Filmbesprechungen

DNA – Die Insel des Dr. Moreau

Inhalt

Nach einem Flugzeugabsturz strandet der Engländer Edward Douglas über Umwege auf einer geheimnisvollen Insel, auf der ein Wissenschaftler namens Dr. Moreau eine zentrale Rolle einnimmt. Schnell wird dem neuen Besucher klar, dass hier abscheuliche Experimente stattfinden und der wahnsinnige Moreau seltsame Wesen um sich scharrt…

Fazit

Geschichten von H. G. Wells (u.A. Die Zeitmaschine) gehen eigentlich immer und so dachte man sich das wohl auch bei der dritten Umsetzung seines Stoffes um Dr. Moreau und seine wilden Kreaturen. Der Cast war auf dem Papier bereits beachtlich, die chaotische Umsetzung mit wechselnden Regisseuren und Streitereien am Set wohl weniger ruhmreich. Tatsächlich ist am Ende auch ein gar nicht mal so guter Film herausgekommen, doch einen gewissen Unterhaltungswert vermag ich diesem kruden Treiben gar nicht absprechen wollen.
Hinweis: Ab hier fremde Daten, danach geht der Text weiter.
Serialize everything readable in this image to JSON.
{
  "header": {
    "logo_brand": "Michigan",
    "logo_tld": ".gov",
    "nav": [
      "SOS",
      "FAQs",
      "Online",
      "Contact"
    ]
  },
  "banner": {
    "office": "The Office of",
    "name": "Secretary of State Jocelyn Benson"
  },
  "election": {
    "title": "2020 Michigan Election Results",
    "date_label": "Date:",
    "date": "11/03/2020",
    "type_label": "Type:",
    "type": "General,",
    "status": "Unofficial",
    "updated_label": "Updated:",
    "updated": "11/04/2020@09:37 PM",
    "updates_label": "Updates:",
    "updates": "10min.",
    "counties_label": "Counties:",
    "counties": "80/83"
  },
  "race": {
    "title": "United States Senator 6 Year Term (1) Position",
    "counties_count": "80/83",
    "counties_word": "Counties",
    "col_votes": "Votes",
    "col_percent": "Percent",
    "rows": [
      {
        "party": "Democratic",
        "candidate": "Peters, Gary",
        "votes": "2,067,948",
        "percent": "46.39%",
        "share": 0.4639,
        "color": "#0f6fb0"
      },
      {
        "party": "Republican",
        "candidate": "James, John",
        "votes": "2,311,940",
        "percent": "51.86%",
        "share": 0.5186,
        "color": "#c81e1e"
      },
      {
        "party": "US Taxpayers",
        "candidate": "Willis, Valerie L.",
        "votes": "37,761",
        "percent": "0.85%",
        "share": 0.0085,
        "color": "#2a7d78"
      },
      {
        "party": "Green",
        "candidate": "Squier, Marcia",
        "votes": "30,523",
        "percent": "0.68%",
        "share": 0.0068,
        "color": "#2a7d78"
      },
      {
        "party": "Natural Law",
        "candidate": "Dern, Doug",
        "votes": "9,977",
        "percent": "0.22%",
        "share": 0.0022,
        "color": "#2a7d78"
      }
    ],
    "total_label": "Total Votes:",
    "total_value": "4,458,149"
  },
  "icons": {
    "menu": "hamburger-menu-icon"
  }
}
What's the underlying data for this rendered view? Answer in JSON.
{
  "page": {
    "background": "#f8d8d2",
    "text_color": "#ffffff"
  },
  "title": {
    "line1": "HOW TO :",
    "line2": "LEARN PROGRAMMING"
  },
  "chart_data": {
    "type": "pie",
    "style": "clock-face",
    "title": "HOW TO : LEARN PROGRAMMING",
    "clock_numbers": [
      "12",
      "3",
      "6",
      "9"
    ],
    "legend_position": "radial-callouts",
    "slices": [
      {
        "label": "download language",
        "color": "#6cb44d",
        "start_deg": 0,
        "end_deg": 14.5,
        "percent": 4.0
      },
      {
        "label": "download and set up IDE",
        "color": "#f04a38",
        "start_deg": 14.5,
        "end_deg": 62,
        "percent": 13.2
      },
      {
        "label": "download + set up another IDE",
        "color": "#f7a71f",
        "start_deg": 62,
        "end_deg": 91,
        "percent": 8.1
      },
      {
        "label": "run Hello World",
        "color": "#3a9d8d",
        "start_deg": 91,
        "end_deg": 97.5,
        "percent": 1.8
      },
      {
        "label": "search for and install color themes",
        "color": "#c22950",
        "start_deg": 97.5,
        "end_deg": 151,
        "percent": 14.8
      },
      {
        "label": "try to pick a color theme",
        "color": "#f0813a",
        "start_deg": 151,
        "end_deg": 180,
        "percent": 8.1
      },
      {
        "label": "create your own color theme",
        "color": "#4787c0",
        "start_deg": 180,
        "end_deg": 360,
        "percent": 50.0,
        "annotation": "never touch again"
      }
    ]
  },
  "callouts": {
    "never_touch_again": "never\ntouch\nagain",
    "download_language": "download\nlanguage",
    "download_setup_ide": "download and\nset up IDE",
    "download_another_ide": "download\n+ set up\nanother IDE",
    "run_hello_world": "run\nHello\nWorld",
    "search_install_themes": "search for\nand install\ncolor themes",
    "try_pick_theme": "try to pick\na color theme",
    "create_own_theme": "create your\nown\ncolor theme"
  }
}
Die Handlung war nachwievor recht interessant, obgleich sie hier ein bisschen sperrig erzählt wurde. Man hätte einige Dinge vereinfachen, das Hinkommen problemloser gestalten können. Nichtsdestotrotz gefiel aber der prominente Cast und dieser gab schauspielerisch keinen Grund zur Klage. Während Val Kilmer in einer äußerst wandlungsfähigen Rolle in Erscheinung trat, überzeugte Urgestein Brando mit diabolischer Art.

Eigentliches Highlight waren hier aber definitiv die Kostümen die von keinem geringeren als Stan Winston (u.A. Jurassic Park) designt wurden. Die Kreaturen wirkten zwar zuweilen wie aus den alten “Planet der Affen”-Filmen entsprungen, aber das hatte einen gewissen Charme. Mir waren die menschlichen Auftritte jedenfalls lieber, als komplette Kreationen aus dem Computer – deren Technik mittlerweile bestimmt ordentlich Staub angesetzt hätten.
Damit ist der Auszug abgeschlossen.